Published on January 1, 2012 | Author: Shereen D’Souza

From Malthus’s economic theories, to colonial-era conservation initiatives, to the age of aid interventions, the rural poor in the Global South are commonly blamed for environmental degradation. The 1987 Bruntland Commission Report, for example, one of the founding documents of the concept and practice of modern sustainable development reads, “Those who are poor and hungry will often destroy their immediate environment in order to survive: They will cut down forests; their livestock will overgraze grasslands; they will overuse marginal land” (WCOEA 1987).
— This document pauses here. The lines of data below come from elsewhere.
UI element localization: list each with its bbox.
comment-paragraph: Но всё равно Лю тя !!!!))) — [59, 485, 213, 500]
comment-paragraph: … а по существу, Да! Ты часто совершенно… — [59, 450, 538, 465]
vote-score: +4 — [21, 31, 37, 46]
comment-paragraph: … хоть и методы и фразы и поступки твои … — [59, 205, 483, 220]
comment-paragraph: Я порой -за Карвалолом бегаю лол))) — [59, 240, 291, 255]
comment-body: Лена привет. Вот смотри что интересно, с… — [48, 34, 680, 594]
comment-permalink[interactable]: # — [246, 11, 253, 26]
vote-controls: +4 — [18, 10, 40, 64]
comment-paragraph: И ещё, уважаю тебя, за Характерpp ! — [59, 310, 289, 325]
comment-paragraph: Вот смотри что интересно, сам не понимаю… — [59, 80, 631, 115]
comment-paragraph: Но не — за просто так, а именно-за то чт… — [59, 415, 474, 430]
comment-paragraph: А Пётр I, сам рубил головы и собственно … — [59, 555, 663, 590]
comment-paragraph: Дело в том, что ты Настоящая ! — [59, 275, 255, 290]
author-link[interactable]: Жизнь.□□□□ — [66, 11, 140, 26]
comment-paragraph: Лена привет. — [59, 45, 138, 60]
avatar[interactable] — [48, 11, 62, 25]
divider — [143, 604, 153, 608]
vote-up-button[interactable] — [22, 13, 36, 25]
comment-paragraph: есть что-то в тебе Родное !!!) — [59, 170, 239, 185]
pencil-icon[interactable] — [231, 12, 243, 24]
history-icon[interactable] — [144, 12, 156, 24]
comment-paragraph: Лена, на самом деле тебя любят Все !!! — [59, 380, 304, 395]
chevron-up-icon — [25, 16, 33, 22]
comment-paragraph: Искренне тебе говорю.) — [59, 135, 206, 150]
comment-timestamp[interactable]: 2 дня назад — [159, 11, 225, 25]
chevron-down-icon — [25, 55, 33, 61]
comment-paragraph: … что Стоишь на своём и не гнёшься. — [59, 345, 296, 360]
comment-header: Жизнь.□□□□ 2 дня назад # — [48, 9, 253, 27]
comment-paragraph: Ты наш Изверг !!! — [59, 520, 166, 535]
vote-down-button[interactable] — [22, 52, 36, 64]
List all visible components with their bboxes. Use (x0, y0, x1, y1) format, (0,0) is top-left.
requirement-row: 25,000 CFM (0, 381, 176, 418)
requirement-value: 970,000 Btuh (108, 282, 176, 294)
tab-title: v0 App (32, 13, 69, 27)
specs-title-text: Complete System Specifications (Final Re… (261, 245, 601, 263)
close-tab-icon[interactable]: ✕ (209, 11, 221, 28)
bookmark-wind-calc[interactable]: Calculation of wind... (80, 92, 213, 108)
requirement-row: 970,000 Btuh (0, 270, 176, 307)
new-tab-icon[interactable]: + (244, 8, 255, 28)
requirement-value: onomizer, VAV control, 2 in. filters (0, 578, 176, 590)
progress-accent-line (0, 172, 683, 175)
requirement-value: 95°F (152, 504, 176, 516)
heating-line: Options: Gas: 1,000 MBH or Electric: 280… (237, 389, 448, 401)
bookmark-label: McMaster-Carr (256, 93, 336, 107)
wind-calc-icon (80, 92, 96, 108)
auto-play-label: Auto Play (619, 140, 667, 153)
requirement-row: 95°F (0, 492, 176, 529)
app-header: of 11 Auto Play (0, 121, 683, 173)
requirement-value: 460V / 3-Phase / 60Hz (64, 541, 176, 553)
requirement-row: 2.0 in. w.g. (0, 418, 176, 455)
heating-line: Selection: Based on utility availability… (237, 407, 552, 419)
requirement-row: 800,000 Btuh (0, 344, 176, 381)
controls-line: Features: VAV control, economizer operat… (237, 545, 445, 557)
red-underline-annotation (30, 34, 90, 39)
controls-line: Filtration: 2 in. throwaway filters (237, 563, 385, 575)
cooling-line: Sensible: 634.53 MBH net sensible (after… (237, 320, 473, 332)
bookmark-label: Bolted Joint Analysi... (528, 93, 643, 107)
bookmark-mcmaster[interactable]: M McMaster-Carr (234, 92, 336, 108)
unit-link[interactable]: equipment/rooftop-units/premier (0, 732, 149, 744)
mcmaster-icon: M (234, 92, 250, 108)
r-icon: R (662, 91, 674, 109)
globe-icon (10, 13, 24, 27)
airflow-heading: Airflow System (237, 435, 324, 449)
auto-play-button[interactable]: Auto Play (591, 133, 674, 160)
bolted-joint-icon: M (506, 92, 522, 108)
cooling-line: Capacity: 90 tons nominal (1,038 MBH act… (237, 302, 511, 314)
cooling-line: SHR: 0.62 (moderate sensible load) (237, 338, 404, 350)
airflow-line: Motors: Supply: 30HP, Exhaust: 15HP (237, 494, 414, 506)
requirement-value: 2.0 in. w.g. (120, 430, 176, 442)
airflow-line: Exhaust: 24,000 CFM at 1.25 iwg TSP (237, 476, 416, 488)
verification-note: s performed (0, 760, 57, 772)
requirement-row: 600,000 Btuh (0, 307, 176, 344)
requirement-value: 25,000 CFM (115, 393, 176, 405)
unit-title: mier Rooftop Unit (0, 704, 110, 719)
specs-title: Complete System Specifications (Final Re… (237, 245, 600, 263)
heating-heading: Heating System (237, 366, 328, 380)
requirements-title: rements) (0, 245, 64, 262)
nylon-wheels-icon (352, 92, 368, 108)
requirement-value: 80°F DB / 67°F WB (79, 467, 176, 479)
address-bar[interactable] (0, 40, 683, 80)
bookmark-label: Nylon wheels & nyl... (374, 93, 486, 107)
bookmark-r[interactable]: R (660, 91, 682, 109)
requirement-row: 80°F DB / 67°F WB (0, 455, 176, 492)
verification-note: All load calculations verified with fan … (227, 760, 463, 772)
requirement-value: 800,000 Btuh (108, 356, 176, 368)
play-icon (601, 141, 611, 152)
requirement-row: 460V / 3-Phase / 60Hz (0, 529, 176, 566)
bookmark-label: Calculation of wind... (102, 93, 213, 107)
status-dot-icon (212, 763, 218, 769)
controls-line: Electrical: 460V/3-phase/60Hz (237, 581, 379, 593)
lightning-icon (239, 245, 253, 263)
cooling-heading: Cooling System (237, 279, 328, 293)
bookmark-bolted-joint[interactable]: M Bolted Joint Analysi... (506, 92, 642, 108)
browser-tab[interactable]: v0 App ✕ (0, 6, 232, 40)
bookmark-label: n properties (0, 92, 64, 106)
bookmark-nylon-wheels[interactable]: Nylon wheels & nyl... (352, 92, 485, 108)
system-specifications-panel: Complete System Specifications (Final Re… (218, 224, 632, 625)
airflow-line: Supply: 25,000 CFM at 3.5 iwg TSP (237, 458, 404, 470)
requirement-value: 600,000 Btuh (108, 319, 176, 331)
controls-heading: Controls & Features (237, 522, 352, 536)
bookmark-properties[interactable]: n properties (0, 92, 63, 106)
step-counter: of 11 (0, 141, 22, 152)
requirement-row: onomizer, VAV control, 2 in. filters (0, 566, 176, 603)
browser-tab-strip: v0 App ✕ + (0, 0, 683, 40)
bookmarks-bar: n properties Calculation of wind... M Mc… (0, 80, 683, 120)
As some of the political ecology literature reveals, narratives of blame, regardless of veracity, have been quite effective at furthering implicit economic and political goals of states and development institutions even when explicit goals related to poverty reduction or conservation are unmet.
 

This paper traces the reproduction of blame narratives in the first-ever project to generate soil carbon credits in a smallholder context, focusing on responsibility for deforestation and misinformation on the role of trees in hydrologic cycles.
 

D´Souza, S. Energy, carbon, and ecosystem services at the local scale: Blame and misinformation in a smallholder carbon market project. Tropical resources: The Bulletin of the Yale Tropical Resource Institute. 2012, Volume 31: 41-48.